February 6, 2007
WINTER EXHIBITION "SOMETHING NEW" TO OPEN AT THE SOUTHOLD HISTORICAL SOCIETY
SOUTHOLD, NY. The Southold Historical Society is pleased to announce the opening of its winter exhibition, "Something New: Recent Acquisitions to the Permanent Collection 2005-2006." The exhibition will open to the public on Saturday, March 3, 2007 and will run through Sunday, May 6, 2007.
"Every year numerous objects, papers, photographs, and other items make their way to the Society by gift or purchase," stated Geoffrey Fleming, the Society's Director. "This exhibition will give the public a chance to view a selection of items accepted over the past two years that they might not otherwise see," he continued. According to Fleming many of the objects would not normally go on view as they often are placed directly into storage to be preserved. In the future many will be used by visiting researchers and for coming exhibitions.
2005 and 2006 were very good years for the acquisition of items relating to local history. Between the two years over 100 gifts were received totaling more than 750 individual albums, photographs, letters, diaries, paintings, furniture, and other kinds of materials. There are several highlights, including:
- An American Powder Horn, made at Southold c. 1760-1790. The rarity of powder horns that are associated with Long Island is well known. But it is especially rare to locate a horn that is directly associated with a particular village, hamlet, or township. The horn is inscribed "Conkling - Made at Southold - Made by GB." The Conkling (also spelled Concklin and Conklin) name is connected to one of the Island's oldest and most distinguished families. The question of which member of the Conkling family owned and used this horn may never truly be known though there are many possibilities - though it is likely the horn saw service during the Revolutionary War. Around the time of the War of 1812 the powder horn was cut down. This was because the long horns that had been popular at the time of the Revolution were no longer in fashion.

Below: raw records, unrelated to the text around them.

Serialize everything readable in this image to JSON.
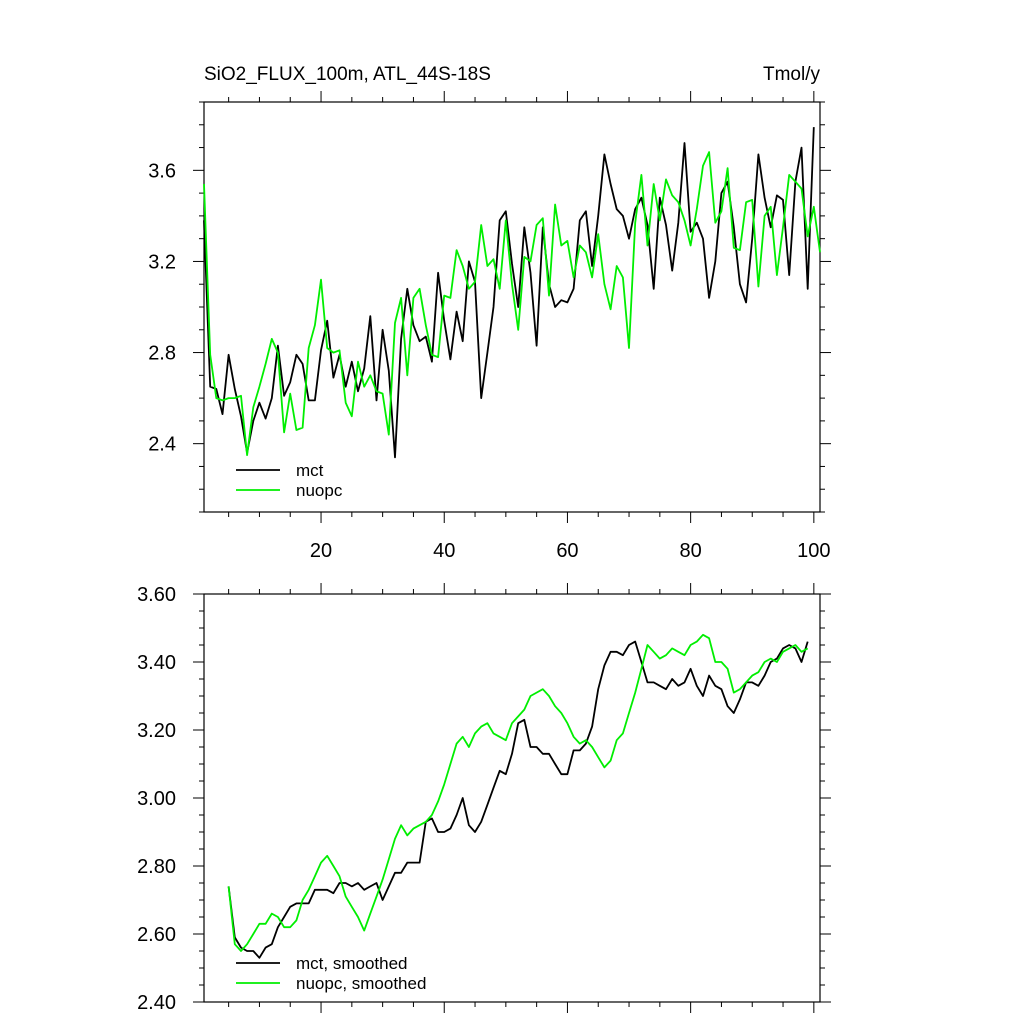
{
  "chart_data": [
    {
      "type": "line",
      "title": "SiO2_FLUX_100m, ATL_44S-18S",
      "units": "Tmol/y",
      "xlabel": "",
      "ylabel": "",
      "xlim": [
        1,
        101
      ],
      "ylim": [
        2.1,
        3.9
      ],
      "x_ticks": [
        20,
        40,
        60,
        80,
        100
      ],
      "y_ticks": [
        2.4,
        2.8,
        3.2,
        3.6
      ],
      "x_tick_labels": [
        "20",
        "40",
        "60",
        "80",
        "100"
      ],
      "y_tick_labels": [
        "2.4",
        "2.8",
        "3.2",
        "3.6"
      ],
      "legend_position": "bottom-left",
      "x_start": 1,
      "grid": false,
      "series": [
        {
          "name": "mct",
          "color": "#000000",
          "values": [
            3.38,
            2.65,
            2.64,
            2.53,
            2.79,
            2.64,
            2.52,
            2.36,
            2.5,
            2.58,
            2.51,
            2.6,
            2.83,
            2.61,
            2.67,
            2.79,
            2.75,
            2.59,
            2.59,
            2.81,
            2.94,
            2.69,
            2.79,
            2.65,
            2.76,
            2.63,
            2.73,
            2.96,
            2.59,
            2.9,
            2.72,
            2.34,
            2.86,
            3.08,
            2.92,
            2.85,
            2.87,
            2.76,
            3.15,
            2.94,
            2.77,
            2.98,
            2.85,
            3.2,
            3.11,
            2.6,
            2.8,
            3.0,
            3.38,
            3.42,
            3.19,
            3.0,
            3.35,
            3.15,
            2.83,
            3.35,
            3.1,
            3.0,
            3.03,
            3.02,
            3.08,
            3.38,
            3.42,
            3.18,
            3.4,
            3.67,
            3.54,
            3.43,
            3.4,
            3.3,
            3.43,
            3.48,
            3.36,
            3.08,
            3.48,
            3.36,
            3.16,
            3.37,
            3.72,
            3.33,
            3.37,
            3.3,
            3.04,
            3.2,
            3.5,
            3.55,
            3.35,
            3.1,
            3.02,
            3.3,
            3.67,
            3.48,
            3.35,
            3.49,
            3.47,
            3.14,
            3.55,
            3.7,
            3.08,
            3.79
          ]
        },
        {
          "name": "nuopc",
          "color": "#00ee00",
          "values": [
            3.54,
            2.79,
            2.6,
            2.59,
            2.6,
            2.6,
            2.61,
            2.35,
            2.56,
            2.65,
            2.75,
            2.86,
            2.8,
            2.45,
            2.62,
            2.46,
            2.47,
            2.82,
            2.92,
            3.12,
            2.82,
            2.8,
            2.81,
            2.58,
            2.52,
            2.76,
            2.65,
            2.7,
            2.63,
            2.62,
            2.44,
            2.93,
            3.04,
            2.7,
            3.04,
            3.08,
            2.92,
            2.79,
            2.78,
            3.05,
            3.04,
            3.25,
            3.18,
            3.08,
            3.11,
            3.36,
            3.18,
            3.21,
            3.08,
            3.38,
            3.1,
            2.9,
            3.22,
            3.2,
            3.36,
            3.39,
            3.05,
            3.45,
            3.27,
            3.29,
            3.13,
            3.27,
            3.24,
            3.13,
            3.32,
            3.1,
            2.99,
            3.18,
            3.13,
            2.82,
            3.37,
            3.58,
            3.27,
            3.54,
            3.38,
            3.56,
            3.49,
            3.46,
            3.38,
            3.27,
            3.43,
            3.62,
            3.68,
            3.37,
            3.42,
            3.61,
            3.26,
            3.25,
            3.46,
            3.47,
            3.09,
            3.4,
            3.44,
            3.14,
            3.35,
            3.58,
            3.55,
            3.52,
            3.31,
            3.44,
            3.24
          ]
        }
      ]
    },
    {
      "type": "line",
      "title": "",
      "xlabel": "",
      "ylabel": "",
      "xlim": [
        1,
        101
      ],
      "ylim": [
        2.4,
        3.6
      ],
      "x_ticks": [
        20,
        40,
        60,
        80,
        100
      ],
      "y_ticks": [
        2.4,
        2.6,
        2.8,
        3.0,
        3.2,
        3.4,
        3.6
      ],
      "x_tick_labels": [],
      "y_tick_labels": [
        "2.40",
        "2.60",
        "2.80",
        "3.00",
        "3.20",
        "3.40",
        "3.60"
      ],
      "legend_position": "bottom-left",
      "x_start": 5,
      "grid": false,
      "series": [
        {
          "name": "mct, smoothed",
          "color": "#000000",
          "values": [
            2.74,
            2.59,
            2.56,
            2.55,
            2.55,
            2.53,
            2.56,
            2.57,
            2.62,
            2.65,
            2.68,
            2.69,
            2.69,
            2.69,
            2.73,
            2.73,
            2.73,
            2.72,
            2.75,
            2.75,
            2.74,
            2.75,
            2.73,
            2.74,
            2.75,
            2.7,
            2.74,
            2.78,
            2.78,
            2.81,
            2.81,
            2.81,
            2.93,
            2.94,
            2.9,
            2.9,
            2.91,
            2.95,
            3.0,
            2.92,
            2.9,
            2.93,
            2.98,
            3.03,
            3.08,
            3.07,
            3.13,
            3.22,
            3.23,
            3.15,
            3.15,
            3.13,
            3.13,
            3.1,
            3.07,
            3.07,
            3.14,
            3.14,
            3.16,
            3.21,
            3.32,
            3.39,
            3.43,
            3.43,
            3.42,
            3.45,
            3.46,
            3.4,
            3.34,
            3.34,
            3.33,
            3.32,
            3.35,
            3.33,
            3.34,
            3.38,
            3.33,
            3.3,
            3.36,
            3.33,
            3.32,
            3.27,
            3.25,
            3.29,
            3.34,
            3.34,
            3.33,
            3.36,
            3.4,
            3.41,
            3.44,
            3.45,
            3.44,
            3.4,
            3.46
          ]
        },
        {
          "name": "nuopc, smoothed",
          "color": "#00ee00",
          "values": [
            2.74,
            2.57,
            2.55,
            2.57,
            2.6,
            2.63,
            2.63,
            2.66,
            2.65,
            2.62,
            2.62,
            2.64,
            2.7,
            2.73,
            2.77,
            2.81,
            2.83,
            2.8,
            2.77,
            2.71,
            2.68,
            2.65,
            2.61,
            2.66,
            2.71,
            2.76,
            2.82,
            2.88,
            2.92,
            2.89,
            2.91,
            2.92,
            2.93,
            2.95,
            2.99,
            3.04,
            3.1,
            3.16,
            3.18,
            3.15,
            3.19,
            3.21,
            3.22,
            3.19,
            3.18,
            3.17,
            3.22,
            3.24,
            3.26,
            3.3,
            3.31,
            3.32,
            3.3,
            3.27,
            3.25,
            3.22,
            3.18,
            3.16,
            3.17,
            3.15,
            3.12,
            3.09,
            3.11,
            3.17,
            3.19,
            3.25,
            3.31,
            3.38,
            3.45,
            3.43,
            3.41,
            3.42,
            3.44,
            3.43,
            3.42,
            3.45,
            3.46,
            3.48,
            3.47,
            3.4,
            3.4,
            3.38,
            3.31,
            3.32,
            3.34,
            3.36,
            3.37,
            3.4,
            3.41,
            3.4,
            3.43,
            3.44,
            3.45,
            3.43,
            3.44
          ]
        }
      ]
    }
  ]
}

Even with this alteration the surface decorations and inscriptions - including depictions of naval ships and small houses - survive today in excellent condition.
- A collection includes 13 books and ledgers that document nearly three-quarters of the history of Horton Point Lighthouse, beginning in 1871 and completing in 1934, the year the Southold Park District acquired the Lighthouse from the U.S. Government. The Lighthouse opened in 1857 and these records cover all but the first 14 years of its original period of operation. They include materials for the terms of Lighthouse Keepers Daniel Goldsmith (1871-1877), George S. Prince (1877-1896), Robert E. Ebbitts (1896-1903), Stella Prince (Acting Keeper, 1903-1904), Robert E. Ebbitts (1904-1919), and George Erhardt (1919-1933).
- A collection of 19th century clothing owned by members of the Carpenter family of Southold. The family was very prominent in the community and these pieces are in excellent condition with unusually complete ensembles. Most of the clothing was made for the women of the Carpenter family, and includes skirts, bodices, cummerbunds, coats, etc. The Society is lucky to also own one of the only known wooden looms that was built in Southold (c. 1800) by one of the Carpenter family's ancestors. The clothing is a wonderful addition.
There are many other objects that will be on display during this exhibition, including examples of letters, diaries, documents, photographs, paintings, furniture, pottery, porcelain, etc. This exhibition will run from March 3, 2007 through May 6, 2007 and will be open on Saturdays and Sundays, 1-4 pm and by appointment.
The exhibition will be on display in the Mayne Gallery, located in the Society's Ann Currie-Bell House at the Museum Complex on the Corner of Maple Lane and Main Road, Southold.